Cost/Performance/Quality

Q: How are you able to run at such a low cost? We’ve engineered highly efficient models and optimized our infrastructure, which allows us to deliver state-of-the-art transcription at a fraction of the cost.

Q: How do you calculate Word Error Rate (WER)?Word Error Rate (WER) is the standard way to measure how accurate a Speech-to-Text system is. It compares the model’s transcript to a correct “reference” transcript and counts how many mistakes it makes.
WER looks at three types of errors:

  • Substitutions: wrong word instead of the correct one
  • Deletions: a word is missing
  • Insertions: extra word that should not be there

The formula is: WER = (Substitutions + Deletions + Insertions) ÷ Total words in the reference A lower WER means higher accuracy. For example, a WER of 6% means 94% of the words were transcribed correctly.

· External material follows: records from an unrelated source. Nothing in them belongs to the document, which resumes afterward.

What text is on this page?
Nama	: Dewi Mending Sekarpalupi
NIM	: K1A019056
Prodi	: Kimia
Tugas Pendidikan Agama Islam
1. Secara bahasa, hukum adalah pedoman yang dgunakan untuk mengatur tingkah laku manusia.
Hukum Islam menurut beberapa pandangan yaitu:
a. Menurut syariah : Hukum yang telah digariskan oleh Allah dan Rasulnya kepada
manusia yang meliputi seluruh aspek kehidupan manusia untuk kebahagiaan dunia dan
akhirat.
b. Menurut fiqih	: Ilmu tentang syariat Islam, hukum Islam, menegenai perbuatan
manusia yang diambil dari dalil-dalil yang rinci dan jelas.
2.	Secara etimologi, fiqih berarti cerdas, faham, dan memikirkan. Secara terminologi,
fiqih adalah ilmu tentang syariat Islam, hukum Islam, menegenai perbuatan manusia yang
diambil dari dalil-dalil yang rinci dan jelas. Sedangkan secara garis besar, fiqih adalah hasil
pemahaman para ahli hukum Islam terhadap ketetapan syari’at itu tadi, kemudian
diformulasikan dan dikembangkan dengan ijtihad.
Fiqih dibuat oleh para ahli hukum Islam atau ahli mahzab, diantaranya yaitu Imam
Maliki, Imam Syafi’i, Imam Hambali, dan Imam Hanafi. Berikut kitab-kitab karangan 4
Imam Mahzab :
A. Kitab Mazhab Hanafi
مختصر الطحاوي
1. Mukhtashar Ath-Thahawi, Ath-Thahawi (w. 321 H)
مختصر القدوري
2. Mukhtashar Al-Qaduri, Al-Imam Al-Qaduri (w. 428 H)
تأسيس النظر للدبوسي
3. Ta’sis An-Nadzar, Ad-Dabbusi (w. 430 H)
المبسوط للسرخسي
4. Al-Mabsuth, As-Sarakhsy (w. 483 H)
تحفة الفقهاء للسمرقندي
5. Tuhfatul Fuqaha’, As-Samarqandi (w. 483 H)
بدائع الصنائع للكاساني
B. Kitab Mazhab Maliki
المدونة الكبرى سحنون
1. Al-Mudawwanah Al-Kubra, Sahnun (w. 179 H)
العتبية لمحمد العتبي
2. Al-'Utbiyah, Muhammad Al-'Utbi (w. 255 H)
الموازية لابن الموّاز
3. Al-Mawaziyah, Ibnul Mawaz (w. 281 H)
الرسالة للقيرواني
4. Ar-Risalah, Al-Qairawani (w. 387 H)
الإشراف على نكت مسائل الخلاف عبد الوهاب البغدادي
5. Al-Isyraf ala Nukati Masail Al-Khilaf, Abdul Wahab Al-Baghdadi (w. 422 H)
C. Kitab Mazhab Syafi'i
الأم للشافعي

Q: How accurate are you compared to competitors? We use public, transparent benchmarks to calculate WER: Huggingface Audio ASR Leaderboard, and consistently outperform other providers on noisy environments, multiple speakers, background chatter, and diverse accents.

Q: How do you handle filler words like “um” and “uh”? Our models naturally filter many of these out. If additional filtering is requested, including adding them back in, we can apply optional post-processing.

Q: Can your system handle noisy audio or overlapping speakers?Yes, our models are specifically trained on noisy, real-world audio environments and overlapping dialogue.

Features/Product

Q: Do you support both pre-recorded audio and real-time streaming?Our API currently supports pre-recorded file transcription and live streaming transcription is coming shortly.

Q: What languages do you support?We currently support English. Expansion into additional languages is on the roadmap.

Q: Do you provide speaker diarization (who said what)?Not yet, but it’s an option.

Q: Do you offer custom vocabularies or domain-specific tuning?Yes, we provide the ability to bias the model toward specific words, phrases, or jargon. Reach out to our enterprise sales team for more info.

Pricing

Q: Is there a free tier or trial?We provide 100 free hours so developers can test the system before committing.

Q: Do you offer enterprise discounts or volume-based pricing?Yes, we provide tiered pricing models for higher usage.

Q: Will pricing change between pre-recorded and streaming?Our base pricing is consistent across both, though streaming may include additional compute overhead depending on volume.

Compliance & Security

Q: Are you SOC2 and HIPAA compliant?We are in the process of completing SOC 2 (~Nov 1st) and HIPAA (~Jan 1st) compliance requirements for data handling and security.

Q: How is data handled and stored?Audio and transcripts are processed securely. By default, we do not retain customer audio unless explicitly opted in for model improvement.